Post hoc analyses point to potential subgroups (dominant M2, high NIHSS). What is your current practical approach: do you still offer thrombectomy to selected MeVO patients outside trials, and if so, on what criteria?

E.C: I am more willing to treat dominant or clearly eloquent M2 occlusions, select proximal P2 and A2 occlusions only if the eloquence is clear, rarely distal M3/P3 cases, only when the territory is functionally relevant and the vessel is technically favorable. I am much less inclined to treat very distal and tortuous branches, distal multifocal emboli with unclear relevance. If the vessel appears difficult to navigate and the procedure presents a high risk, the margin of benefit may be too low to justify an aggressive intervention. Before prescribing the intervention, I carefully review neuroimaging to assess mismatch and tissue at risk, collateral circulation, eloquent territory, and the extent of consolidated core on NCCT or DWI. A perfect TICI score will not matter if there is no significant brain to save! Finally, the human factor is relevant to me in order to achieve the best collaboration: being very clear with the patient and the family that MeVO thrombectomy is not yet a “standard of care” procedure, and must be considered only in specific cases, with an outcome still uncertain.

J.G: In daily clinical decision-making, there is a substantial difference between M2 occlusions and more distal vessel occlusions. M2 has always been a familiar target and landing zone for e.g. stent retrievers during mechanical thrombectomy for large vessel occlusions. Given the size of the affected territory, the well-known, rather uncomplicated vascular anatomy, I still consider these occlusion sites to be appropriate indications for mechanical thrombectomy, particularly when the clinical deficit is functionally disabling. A similar clinical situation may occur in severely affected patients (high NIHSS) with an occlusion pattern that offers relatively easy access and a low complication risk, such as proximal M3 occlusions of the inferior MCA trunk or pericallosal artery occlusions.

The distal vasculature presents unique challenges (tortuosity, caliber, perforation risk). How has your technique evolved, and what device profile (aspiration, stent retriever, or combined) do you currently favor?

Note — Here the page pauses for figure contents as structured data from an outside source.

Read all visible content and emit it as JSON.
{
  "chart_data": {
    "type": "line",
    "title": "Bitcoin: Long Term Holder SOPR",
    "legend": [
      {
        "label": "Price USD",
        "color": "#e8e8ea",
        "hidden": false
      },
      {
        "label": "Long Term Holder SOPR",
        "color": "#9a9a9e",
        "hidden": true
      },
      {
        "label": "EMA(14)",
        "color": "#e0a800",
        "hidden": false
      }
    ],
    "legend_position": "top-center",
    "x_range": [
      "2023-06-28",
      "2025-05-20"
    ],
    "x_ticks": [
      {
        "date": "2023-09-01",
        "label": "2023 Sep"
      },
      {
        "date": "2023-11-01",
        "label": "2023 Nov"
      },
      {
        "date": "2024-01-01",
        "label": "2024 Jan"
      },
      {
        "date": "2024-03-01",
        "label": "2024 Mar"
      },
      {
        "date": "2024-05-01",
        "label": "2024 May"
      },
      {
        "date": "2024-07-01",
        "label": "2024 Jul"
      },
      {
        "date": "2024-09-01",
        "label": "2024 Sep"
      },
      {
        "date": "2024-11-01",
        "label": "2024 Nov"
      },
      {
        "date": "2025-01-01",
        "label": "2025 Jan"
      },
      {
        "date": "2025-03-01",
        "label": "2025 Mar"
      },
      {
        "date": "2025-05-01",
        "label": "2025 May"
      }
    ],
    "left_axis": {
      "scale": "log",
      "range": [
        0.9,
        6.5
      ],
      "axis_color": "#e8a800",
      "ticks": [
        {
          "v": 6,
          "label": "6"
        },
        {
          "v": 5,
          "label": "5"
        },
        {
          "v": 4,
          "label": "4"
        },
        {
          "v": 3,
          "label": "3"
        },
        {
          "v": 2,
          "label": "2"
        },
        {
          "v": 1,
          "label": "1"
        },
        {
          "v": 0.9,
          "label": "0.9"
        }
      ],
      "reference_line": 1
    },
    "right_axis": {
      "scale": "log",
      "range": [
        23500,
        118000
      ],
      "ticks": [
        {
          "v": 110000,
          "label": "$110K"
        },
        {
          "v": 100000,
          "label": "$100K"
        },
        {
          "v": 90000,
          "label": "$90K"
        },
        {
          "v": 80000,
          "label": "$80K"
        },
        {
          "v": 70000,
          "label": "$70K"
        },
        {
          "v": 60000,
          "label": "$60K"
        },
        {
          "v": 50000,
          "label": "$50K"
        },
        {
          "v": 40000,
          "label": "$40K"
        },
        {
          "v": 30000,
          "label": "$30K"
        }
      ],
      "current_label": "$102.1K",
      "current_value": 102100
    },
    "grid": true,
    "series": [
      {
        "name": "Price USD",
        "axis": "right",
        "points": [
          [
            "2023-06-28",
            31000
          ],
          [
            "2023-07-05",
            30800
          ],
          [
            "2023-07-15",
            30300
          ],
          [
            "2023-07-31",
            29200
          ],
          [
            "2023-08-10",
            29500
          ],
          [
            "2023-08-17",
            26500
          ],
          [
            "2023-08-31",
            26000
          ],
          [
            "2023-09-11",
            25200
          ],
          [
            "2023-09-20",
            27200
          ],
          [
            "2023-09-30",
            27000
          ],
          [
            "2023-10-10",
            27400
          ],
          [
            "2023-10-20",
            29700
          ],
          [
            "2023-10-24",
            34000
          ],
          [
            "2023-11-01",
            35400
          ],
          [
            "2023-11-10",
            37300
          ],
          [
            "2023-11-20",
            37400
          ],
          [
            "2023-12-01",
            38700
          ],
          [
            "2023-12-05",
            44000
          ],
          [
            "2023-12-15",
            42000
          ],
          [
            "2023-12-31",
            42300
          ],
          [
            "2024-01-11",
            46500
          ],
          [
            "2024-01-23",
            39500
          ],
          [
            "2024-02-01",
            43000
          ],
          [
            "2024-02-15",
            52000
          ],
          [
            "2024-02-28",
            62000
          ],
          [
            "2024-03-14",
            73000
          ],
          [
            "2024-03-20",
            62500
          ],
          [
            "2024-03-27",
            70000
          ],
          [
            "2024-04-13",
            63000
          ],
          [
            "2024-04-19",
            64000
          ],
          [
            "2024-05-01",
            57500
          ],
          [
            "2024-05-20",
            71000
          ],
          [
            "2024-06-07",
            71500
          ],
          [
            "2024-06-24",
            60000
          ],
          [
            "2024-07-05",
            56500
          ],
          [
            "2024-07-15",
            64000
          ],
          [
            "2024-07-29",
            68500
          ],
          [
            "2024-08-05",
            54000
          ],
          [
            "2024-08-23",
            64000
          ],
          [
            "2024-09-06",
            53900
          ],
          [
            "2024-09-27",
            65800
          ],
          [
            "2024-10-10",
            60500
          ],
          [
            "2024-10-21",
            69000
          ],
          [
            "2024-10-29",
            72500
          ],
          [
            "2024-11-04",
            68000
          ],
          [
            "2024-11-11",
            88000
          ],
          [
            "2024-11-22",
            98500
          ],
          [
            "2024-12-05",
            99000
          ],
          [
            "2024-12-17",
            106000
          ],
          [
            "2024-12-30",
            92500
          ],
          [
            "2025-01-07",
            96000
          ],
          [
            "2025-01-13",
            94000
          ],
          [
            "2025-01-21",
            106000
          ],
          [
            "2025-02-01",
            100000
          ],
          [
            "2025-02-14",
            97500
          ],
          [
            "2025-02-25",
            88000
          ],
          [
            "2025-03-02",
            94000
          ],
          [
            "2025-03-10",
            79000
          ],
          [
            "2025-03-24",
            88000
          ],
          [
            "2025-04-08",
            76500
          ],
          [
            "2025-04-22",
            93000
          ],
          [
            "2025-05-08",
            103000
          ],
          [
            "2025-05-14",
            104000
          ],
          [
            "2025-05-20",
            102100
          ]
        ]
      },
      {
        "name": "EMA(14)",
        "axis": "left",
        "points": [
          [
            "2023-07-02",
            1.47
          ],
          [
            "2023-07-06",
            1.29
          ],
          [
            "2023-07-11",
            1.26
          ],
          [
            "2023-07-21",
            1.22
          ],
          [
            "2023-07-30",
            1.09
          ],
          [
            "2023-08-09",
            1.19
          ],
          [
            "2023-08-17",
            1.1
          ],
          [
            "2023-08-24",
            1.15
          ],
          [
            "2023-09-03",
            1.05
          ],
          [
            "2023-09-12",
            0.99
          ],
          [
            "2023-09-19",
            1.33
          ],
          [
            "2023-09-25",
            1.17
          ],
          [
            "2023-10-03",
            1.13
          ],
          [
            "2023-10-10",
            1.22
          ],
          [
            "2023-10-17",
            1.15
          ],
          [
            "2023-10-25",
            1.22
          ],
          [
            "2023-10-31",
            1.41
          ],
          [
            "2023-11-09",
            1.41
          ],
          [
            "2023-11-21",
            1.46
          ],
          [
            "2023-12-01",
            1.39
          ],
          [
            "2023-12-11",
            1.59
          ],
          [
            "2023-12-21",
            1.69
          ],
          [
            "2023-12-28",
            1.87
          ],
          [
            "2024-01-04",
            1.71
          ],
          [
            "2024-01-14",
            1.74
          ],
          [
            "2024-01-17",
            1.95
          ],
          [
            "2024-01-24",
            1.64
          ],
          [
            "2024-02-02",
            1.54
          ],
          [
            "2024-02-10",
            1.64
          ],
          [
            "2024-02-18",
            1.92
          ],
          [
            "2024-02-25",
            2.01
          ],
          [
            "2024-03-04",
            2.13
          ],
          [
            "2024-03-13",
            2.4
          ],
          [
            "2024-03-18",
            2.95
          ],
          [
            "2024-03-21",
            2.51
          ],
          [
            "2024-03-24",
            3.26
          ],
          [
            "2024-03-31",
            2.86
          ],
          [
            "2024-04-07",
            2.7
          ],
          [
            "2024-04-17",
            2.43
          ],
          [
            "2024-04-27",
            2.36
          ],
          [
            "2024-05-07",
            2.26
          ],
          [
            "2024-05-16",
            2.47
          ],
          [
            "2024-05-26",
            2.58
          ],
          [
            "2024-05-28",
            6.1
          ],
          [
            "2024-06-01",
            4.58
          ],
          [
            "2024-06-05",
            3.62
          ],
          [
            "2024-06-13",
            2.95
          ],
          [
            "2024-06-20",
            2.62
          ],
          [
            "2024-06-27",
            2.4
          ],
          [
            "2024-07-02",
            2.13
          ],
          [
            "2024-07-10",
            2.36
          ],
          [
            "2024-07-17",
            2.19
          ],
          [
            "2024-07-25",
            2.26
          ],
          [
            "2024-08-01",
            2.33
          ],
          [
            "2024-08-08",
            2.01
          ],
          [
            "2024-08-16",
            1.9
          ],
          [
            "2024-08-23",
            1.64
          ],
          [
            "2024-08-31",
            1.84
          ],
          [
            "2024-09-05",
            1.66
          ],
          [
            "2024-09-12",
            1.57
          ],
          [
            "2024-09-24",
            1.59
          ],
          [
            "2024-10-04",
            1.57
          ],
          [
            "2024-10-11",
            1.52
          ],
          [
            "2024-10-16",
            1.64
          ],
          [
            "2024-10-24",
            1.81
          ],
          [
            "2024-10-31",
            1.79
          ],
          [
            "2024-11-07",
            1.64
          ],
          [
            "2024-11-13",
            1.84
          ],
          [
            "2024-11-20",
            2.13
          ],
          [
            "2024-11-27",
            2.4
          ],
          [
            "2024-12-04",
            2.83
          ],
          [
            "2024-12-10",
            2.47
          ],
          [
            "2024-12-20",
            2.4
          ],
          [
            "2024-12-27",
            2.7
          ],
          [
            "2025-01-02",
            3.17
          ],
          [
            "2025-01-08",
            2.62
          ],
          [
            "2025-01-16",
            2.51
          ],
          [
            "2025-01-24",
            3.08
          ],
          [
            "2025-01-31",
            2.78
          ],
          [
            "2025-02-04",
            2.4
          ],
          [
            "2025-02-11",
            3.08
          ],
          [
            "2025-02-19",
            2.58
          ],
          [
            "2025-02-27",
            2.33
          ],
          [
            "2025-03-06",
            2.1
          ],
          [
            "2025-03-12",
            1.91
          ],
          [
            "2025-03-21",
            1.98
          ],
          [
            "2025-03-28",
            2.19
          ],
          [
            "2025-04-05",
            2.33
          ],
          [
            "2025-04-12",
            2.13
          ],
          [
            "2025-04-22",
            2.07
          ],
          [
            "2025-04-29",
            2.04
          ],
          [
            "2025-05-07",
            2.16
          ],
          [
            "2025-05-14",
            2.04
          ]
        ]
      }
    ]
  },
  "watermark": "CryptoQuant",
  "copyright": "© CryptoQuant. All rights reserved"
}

E.C: My MEVO technique has evolved quite substantially in recent years, mainly driven by a sober reassessment of risk tolerance in a vascular territory with very little margin for error. Distal vessels do not forgive imprecision, and neutral results in MeVO studies have reinforced that procedural safety is more important than ever. In my practice, I try to achieve a single "first pass" attempt with minimal vessel manipulation, avoiding acrobatic maneuvers, aiming to maintain a very low complication rate. I dedicate more time to positioning the support catheter (distal ICA or proximal M1) to avoid repeated crossings. My dominant strategy is based on aspiration-first, but I consider a stent retriever when the clot is clearly organized and focal, and the vessel is relatively straight. I always remind myself that distal vasculature rewards humility. Seems to be trivial, but the botton line is that our techniques must provide a clinical advantage rather than achieve a perfect angiographic result!

J.G: From my point of view, the main driver is the tortuosity of the vessels in the distal territory, generally within a specific vascular territory and on an individual patient basis. This is associated with an increased risk of perforation and shearing of perforating arteries when the vessel is straightened during the application of mechanical forces, as well as with a decreased likelihood of successful recanalization. To limit the local application of mechanical forces during thrombectomy, several techniques are emerging, such as aspiration-based approaches using continuous aspiration and, especially cyclic aspiration techniques. Other promising strategies include the use of stent retrievers with adjustable radial force during retrieval, such as the Tigertriever 13, as investigated in the DISTALS trial, as well as the application of local intra-arterial thrombolytic agents. In my current practice today, I generally favor aspiration-first or small diameter stent-retriever in combination with local aspiration.